A spokeswoman for the short-form video app TikTok said QAnon content “frequently contains disinformation and hate speech” and that it has blocked dozens of QAnon hashtags.
A Reddit spokeswoman told Reuters the site has removed QAnon communities that repeatedly violated its rules since 2018 when it took down forums such as r/greatawakening.
|YouTube displays 'context' alongside searches for QAnon Photo: News.sky.com|
A YouTube spokeswoman said it has removed tens of thousands of Q-related videos and terminated hundreds of Q-related channels for violating its rules since updating its hate speech policy in June 2019.
YouTube also said it reduces its recommendations of certain QAnon videos that “could misinform users in harmful ways.” It does not have a specific ban on monetizing QAnon content. ISD researchers found that about 20 percent of all QAnon-related Facebook posts contained YouTube links.

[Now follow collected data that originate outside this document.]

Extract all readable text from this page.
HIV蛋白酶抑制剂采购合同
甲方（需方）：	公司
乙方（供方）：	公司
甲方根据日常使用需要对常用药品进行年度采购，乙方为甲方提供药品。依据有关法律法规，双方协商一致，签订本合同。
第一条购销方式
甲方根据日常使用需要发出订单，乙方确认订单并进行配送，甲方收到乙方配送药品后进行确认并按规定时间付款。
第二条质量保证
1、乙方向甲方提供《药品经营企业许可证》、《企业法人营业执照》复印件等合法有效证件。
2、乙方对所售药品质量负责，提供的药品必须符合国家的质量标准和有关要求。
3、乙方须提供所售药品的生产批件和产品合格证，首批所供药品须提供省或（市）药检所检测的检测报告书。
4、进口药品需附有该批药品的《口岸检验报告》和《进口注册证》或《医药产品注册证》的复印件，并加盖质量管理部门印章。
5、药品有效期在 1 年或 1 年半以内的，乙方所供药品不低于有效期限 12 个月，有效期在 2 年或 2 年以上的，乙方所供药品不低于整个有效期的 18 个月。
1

E-commerce site Etsy said it was removing all QAnon merchandise from its marketplace. A review of Amazon.com Inc and Ebay Inc showed sellers listing QAnon-branded items including books, face masks, T-shirts, and hats.
Amazon and Ebay did not immediately respond to questions about whether they were taking specific actions against QAnon products.
Did the FBI really describe them as a domestic terror threat?
An intelligence bulletin from an FBI field office in Phoenix, published by Yahoo News, specifically mentions QAnon and other "conspiracy theory-driven domestic extremists" as a domestic terror threat.
It added that the risks posed by these extremists were likely to grow during the 2020 presidential election cycle.